As the increasing number of infections and COVID-related deaths continue to put a strain on senior care organizations, the tragedy of the virus continues to bring very real grief to the healthcare workers and staff tasked with protecting the highly vulnerable senior population.
Between the sudden and massive loss of life, with sick patients often dying alone, and overworked and exhausted staff experiencing unprecedented levels of fear, sadness, and guilt - all exacerbated by intense media coverage – it’s no wonder that so many senior care workers are experiencing a Pandemic of Grief.
As we enter the second wave of COVID-19 – with data showing that a staggering 82 percent of COVID-related deaths come from long-term and senior care facilities - it is imperative that senior care facility leaders take a closer look at how they can stand by their workers and help them cope with their grief. It is crucial that frontline staff seek the help they need to stay resilient.
In this blog, we offer strategies that both frontline staff and senior care administrators can implement to cope with pandemic-related grief and sadness they may be experiencing.
Seek help: If you're having trouble coping with grief caused by the pandemic, consider seeking help from a mental health provider. Crisis Services Canada provides a list of crisis and counselling centers across the country (including local bereavement support groups).
Pay attention: Acknowledge what you are feeling and what may have been lost due to the pandemic. Journaling can be an effective way to reflect on feelings. Allow yourself to be emotional in order to process the loss.
Recognize your strengths: Recognize that you have coping skills and consider how they can help you move forward. Think back on other difficult situations you have faced in the past. What methods did you implement to cope?
Stay connected: Stay in touch with family, friends and colleagues who are positive and supportive. Use phone calls, text messages, video chats and social media to reach out to those in similar situations.
Develop a routine: Routine can help to preserve a sense of purpose. In addition to daily tasks associated with work or learning, include other activities that bring enjoyment and help you cope, such as exercise or hobbies.
Self-care: Keep a regular sleep schedule and try to maintain a healthy diet.
Limit your news intake: Focusing too much on the news about the COVID-19 pandemic may cause a relapse of grief while also increasing levels of anxiety.
Get creative: Making art, singing, dancing, cooking and gardening are all activities that get the creative juices flowing and may help you feel better.
Be mindful: Pay attention to the things you can control and try and stay focused on the present.
Senior Care Administrators:
Acknowledge and praise: Public acknowledgement of the incredible work staff are doing can go a long way in improving morale.
Help staff feel in control of their work: To help staff more efficiently manage their jobs, and feel more in control over their work experiences, consider introducing tools such as workforce management and employee scheduling software, making many day-to-day processes—from shift callouts to staff communications and scheduling— more efficient and streamlined, thereby improving the employee experience and lowering stress in the workplace.
Offer specific training for front-line workers: Develop and offer sessions on grieving and bereavement experiences to staff, to help them cope with loss. Incorporating scientifically proven mind-body programs such as mindfulness breathing within the senior care facility in small group settings can go a long way in supporting staff and helping them achieve positive long-term mental health.

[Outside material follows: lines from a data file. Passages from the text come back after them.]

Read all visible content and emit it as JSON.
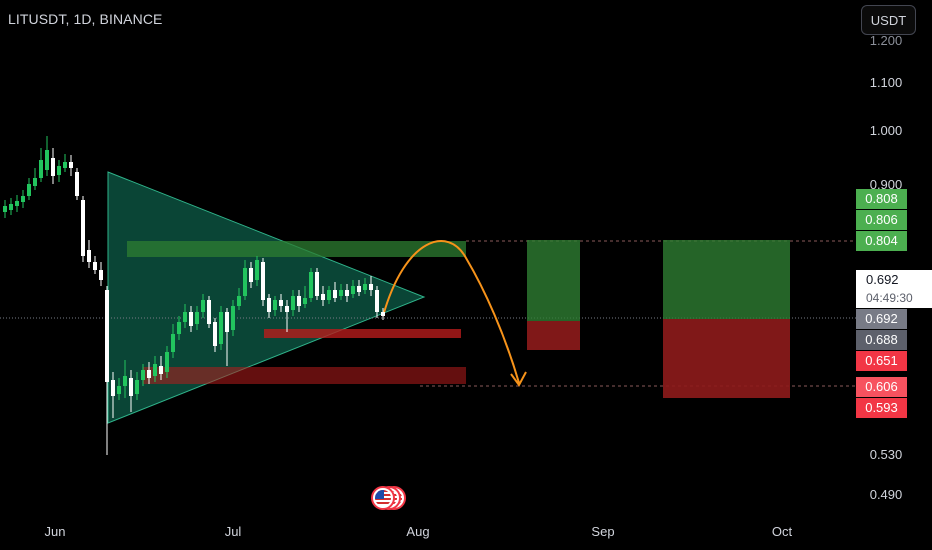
{
  "header": {
    "symbol": "LITUSDT, 1D, BINANCE",
    "currency_button": "USDT"
  },
  "price_axis": {
    "ticks": [
      "1.200",
      "1.100",
      "1.000",
      "0.900",
      "0.530",
      "0.490"
    ],
    "badges": {
      "long_tp_top": "0.808",
      "short_tp_mid": "0.806",
      "entry_top": "0.804",
      "last_price": "0.692",
      "countdown": "04:49:30",
      "crosshair_price": "0.692",
      "level_mid": "0.688",
      "stop_short": "0.651",
      "target_low": "0.606",
      "stop_low": "0.593"
    }
  },
  "time_axis": {
    "labels": [
      "Jun",
      "Jul",
      "Aug",
      "Sep",
      "Oct"
    ]
  },
  "colors": {
    "bull": "#22c55e",
    "bear": "#ffffff",
    "triangle_fill": "#0d5c48",
    "triangle_edge": "#2fb38a",
    "zone_green": "#2e7d32",
    "zone_red": "#8e1b1b",
    "arrow": "#f7931a",
    "badge_green": "#4caf50",
    "badge_red": "#f23645"
  },
  "events": {
    "icon": "us-flag-icon"
  }
}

Develop a caring culture: Human Resources and senior care leaders can work together to ensure that they are creating a culture that promotes the well-being of staff. Organizational principles steeped in values around care and empathy contribute to helping employees avoid burnout and increase retention rates. Consider incorporating a form of peer support into the daily workday, without adding to staff workload. Peer support can include everything from a buddy system to daily staff huddles and lunch and learn series. Less traditional activities, such as non-clinical retreats, crafting sessions, yoga classes, writing workshops, staff recognition newsletters, and reward programs can also be considered.
Undertake risk assessments: Develop assessments that account for the impact of COVID-19 on other roles in life such as social isolation and unemployment to identify people likely to experience complicated grief and bereavement (or exacerbated pre-existing mental health problems). Offer those team members increased levels of support.
The challenges that senior care frontline workers are facing are serious, and are only going to grow more difficult as the second wave of the pandemic continues to spread across the country. The onus is on senior care leaders to do their best to help their staff where they can.